Modified Shenqi Dihuang Decoction inhibits prostate cancer metastasis by disrupting TCA cycle energy metabolism via NF-kB/p65-mediated OGDH regulation.

Abstract

Background: Prostate cancer (PCa) is a significant malignancy in men, particularly challenging in the metastatic stage due to poor prognosis and limited treatment efficacy. Traditional Chinese Medicine, particularly Modified Shenqi Dihuang Decoction (MSDD), has demonstrated promise in inhibiting PCa metastasis, although its mechanisms remain unclear.

Methods: The efficacy of MSDD was evaluated using migration assays and a nude mouse model. Metabolomics was employed to identify the biological processes affected by MSDD. Systematic pharmacology, bioinformatics, and molecular dynamics were utilized to determine direct action targets of MSDD. Additionally, luciferase reporter assays, ChIP-qPCR, and gene editing were applied to elucidate the pharmacological mechanisms.

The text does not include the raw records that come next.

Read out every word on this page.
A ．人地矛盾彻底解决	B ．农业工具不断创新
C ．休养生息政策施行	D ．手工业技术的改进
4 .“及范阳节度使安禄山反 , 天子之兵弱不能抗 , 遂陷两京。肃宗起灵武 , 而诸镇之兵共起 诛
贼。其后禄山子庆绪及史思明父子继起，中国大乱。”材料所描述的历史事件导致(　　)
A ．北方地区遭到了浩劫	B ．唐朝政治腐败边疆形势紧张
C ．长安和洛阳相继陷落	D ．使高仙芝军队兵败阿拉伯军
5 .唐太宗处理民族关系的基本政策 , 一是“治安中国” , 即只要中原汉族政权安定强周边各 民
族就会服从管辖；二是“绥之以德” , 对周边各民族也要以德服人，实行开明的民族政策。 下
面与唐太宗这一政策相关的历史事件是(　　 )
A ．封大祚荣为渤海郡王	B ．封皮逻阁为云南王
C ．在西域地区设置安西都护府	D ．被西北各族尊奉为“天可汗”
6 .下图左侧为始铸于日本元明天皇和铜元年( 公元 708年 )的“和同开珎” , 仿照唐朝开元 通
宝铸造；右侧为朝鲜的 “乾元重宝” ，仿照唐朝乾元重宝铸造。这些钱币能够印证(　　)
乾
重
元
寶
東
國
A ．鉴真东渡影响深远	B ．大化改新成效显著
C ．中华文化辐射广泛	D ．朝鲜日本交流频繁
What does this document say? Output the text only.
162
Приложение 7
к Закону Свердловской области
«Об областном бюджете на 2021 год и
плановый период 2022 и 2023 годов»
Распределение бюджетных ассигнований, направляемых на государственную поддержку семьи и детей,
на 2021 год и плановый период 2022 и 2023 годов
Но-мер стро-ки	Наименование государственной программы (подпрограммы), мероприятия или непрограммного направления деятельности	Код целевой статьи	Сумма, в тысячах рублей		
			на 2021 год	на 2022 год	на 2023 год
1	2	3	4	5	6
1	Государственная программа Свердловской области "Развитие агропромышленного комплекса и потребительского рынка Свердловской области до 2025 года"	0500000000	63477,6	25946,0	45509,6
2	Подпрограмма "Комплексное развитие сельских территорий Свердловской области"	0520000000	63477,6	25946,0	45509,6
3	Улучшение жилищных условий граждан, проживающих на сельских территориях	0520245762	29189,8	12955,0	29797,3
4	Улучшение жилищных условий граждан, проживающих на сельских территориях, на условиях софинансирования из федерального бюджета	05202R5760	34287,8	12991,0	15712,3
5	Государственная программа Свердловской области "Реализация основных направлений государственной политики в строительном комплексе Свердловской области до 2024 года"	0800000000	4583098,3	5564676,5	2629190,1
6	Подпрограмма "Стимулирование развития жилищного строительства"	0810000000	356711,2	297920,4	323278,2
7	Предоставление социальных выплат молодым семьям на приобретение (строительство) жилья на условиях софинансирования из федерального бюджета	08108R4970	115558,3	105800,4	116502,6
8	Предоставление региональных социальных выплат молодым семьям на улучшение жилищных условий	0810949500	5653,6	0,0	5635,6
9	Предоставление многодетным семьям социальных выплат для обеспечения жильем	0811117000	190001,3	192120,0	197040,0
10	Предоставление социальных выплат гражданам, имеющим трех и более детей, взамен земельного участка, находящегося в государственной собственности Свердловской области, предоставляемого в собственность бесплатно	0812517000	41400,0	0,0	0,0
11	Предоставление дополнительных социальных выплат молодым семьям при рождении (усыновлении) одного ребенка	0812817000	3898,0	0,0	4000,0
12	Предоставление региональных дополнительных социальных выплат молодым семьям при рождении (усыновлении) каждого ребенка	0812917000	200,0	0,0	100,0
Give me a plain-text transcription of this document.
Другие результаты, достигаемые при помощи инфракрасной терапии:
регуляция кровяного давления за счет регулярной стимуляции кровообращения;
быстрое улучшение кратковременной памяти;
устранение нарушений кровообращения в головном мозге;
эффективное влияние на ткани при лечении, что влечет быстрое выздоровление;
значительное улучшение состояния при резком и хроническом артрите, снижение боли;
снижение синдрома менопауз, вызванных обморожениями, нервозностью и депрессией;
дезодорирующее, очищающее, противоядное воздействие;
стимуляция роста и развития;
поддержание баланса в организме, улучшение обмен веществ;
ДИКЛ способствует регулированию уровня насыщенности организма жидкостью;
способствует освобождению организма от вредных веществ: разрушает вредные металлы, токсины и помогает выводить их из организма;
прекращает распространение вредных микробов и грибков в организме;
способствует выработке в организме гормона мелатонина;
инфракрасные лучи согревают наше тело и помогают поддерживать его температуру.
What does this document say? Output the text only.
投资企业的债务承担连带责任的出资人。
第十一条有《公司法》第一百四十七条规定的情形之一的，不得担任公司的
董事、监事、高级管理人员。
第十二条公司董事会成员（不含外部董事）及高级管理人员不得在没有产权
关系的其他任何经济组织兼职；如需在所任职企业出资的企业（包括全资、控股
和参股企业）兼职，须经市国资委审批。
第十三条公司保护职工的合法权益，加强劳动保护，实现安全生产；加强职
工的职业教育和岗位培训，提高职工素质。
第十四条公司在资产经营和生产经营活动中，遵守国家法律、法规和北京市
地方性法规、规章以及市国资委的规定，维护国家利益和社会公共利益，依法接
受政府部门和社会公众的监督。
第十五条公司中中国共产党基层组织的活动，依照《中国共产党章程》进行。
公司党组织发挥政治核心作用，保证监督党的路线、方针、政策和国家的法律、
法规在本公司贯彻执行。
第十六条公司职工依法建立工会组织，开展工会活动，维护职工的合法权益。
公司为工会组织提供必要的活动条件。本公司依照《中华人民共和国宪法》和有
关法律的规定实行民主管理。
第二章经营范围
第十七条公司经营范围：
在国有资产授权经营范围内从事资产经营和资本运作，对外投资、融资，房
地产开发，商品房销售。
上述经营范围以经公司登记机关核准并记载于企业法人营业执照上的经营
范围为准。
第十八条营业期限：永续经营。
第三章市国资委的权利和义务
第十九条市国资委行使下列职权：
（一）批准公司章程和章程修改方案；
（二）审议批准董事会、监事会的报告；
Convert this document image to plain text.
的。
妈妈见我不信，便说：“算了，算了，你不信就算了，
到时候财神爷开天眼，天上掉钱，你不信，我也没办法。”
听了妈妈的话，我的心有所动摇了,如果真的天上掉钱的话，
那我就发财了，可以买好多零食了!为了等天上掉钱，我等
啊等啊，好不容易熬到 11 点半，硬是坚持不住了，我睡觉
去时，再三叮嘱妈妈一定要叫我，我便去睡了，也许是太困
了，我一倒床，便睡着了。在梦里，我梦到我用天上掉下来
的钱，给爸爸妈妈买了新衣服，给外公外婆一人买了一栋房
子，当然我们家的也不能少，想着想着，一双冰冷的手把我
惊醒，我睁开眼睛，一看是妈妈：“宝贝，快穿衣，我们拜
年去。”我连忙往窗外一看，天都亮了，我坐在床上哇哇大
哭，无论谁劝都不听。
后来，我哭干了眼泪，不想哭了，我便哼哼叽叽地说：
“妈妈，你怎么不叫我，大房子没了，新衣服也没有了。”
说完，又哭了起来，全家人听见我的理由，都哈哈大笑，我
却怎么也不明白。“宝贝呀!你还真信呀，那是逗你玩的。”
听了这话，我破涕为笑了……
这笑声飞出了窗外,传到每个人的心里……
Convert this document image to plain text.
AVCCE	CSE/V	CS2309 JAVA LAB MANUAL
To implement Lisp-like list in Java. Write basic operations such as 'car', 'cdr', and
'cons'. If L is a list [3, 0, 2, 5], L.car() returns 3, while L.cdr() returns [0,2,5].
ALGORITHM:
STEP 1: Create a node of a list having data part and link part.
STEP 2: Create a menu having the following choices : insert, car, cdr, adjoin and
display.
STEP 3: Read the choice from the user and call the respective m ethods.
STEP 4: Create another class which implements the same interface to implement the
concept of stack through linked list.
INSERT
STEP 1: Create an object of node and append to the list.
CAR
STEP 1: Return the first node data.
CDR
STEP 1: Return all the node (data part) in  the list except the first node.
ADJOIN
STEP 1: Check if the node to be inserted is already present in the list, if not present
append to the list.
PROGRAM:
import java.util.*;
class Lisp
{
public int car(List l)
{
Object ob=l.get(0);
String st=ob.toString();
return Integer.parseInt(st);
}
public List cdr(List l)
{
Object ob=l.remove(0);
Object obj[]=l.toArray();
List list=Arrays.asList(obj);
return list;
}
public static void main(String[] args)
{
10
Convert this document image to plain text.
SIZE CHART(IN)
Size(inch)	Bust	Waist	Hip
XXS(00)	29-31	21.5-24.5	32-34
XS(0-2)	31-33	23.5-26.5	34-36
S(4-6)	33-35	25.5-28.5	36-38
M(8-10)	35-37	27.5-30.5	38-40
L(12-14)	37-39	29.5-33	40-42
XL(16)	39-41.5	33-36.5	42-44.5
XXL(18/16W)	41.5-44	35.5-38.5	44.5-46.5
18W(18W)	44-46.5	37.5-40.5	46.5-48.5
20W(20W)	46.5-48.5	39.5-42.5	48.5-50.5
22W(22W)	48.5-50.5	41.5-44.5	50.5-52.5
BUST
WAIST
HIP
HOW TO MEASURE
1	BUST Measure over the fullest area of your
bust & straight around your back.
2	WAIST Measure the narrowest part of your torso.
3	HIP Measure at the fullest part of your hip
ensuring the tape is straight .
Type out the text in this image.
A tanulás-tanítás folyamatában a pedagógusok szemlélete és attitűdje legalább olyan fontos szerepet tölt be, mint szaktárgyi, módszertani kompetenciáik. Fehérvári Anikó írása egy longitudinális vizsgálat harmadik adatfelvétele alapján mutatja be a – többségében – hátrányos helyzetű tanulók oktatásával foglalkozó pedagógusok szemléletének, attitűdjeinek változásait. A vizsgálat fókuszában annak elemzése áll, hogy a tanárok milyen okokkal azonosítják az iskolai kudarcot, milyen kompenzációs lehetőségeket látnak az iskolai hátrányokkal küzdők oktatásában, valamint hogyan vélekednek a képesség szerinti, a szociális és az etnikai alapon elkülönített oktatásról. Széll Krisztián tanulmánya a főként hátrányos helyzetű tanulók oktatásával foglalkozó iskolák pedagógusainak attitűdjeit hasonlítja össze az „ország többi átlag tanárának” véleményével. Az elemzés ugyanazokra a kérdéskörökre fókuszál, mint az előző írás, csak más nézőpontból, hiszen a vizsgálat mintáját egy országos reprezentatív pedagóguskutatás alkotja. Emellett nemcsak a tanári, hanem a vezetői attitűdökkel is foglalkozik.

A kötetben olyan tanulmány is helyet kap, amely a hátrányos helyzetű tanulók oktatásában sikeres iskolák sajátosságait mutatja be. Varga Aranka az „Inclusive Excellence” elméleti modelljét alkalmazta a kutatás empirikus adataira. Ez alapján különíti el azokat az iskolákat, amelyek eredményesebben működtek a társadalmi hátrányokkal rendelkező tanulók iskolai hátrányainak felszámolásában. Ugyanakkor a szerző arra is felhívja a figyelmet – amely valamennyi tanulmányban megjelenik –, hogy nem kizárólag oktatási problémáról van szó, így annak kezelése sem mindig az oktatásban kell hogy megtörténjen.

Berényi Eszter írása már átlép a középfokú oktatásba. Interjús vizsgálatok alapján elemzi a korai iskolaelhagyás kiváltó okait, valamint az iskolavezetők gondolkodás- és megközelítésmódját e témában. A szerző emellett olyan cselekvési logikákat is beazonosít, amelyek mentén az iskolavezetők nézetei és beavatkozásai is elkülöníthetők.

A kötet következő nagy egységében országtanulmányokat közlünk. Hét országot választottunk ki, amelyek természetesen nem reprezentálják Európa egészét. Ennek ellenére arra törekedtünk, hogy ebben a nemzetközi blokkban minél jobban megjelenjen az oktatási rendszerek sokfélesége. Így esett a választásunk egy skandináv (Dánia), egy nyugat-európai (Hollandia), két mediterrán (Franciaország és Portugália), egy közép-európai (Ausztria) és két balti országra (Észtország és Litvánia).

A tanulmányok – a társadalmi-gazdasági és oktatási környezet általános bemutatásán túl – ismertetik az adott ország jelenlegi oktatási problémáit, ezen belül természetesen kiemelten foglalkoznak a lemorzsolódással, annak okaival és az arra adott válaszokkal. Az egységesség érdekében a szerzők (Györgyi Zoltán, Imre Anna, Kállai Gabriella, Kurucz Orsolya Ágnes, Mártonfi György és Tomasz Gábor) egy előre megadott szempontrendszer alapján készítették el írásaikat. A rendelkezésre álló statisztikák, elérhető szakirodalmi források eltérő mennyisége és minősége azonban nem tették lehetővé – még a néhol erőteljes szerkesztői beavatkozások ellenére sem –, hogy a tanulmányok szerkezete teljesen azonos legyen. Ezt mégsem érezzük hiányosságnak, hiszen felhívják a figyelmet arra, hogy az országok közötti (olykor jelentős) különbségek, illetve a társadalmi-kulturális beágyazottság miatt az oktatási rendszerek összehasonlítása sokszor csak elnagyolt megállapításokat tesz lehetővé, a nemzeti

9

Results: MSDD effectively inhibited prostate metastasis both in vivo and in vitro, without significant adverse events reported. Metabolomics and molecular biology experiments indicated that MSDD transcriptionally represses OGDH, affecting energy metabolism associated with the tricarboxylic acid cycle (TCA) in PCa. The active components of MSDD were found to potentially bind to the transcription factor RELA (NF-kB-p65), and further experiments demonstrated that RELA regulates OGDH transcription. Further experiments revealed that the anti-metastatic effects of MSDD are RELA-dependent, indicating the crucial role of the NF-kB/OGDH axis in this process.

Conclusions: These findings support the clinical use of MSDD in metastatic PCa, emphasizing its potential to address current treatment gaps. The identified NF-kB/OGDH-dependent mechanism not only underpins MSDD's anti-metastatic effects but also reflects OGDH as a potential therapeutic target. Further research into the role of TCA in PCa progression is imperative.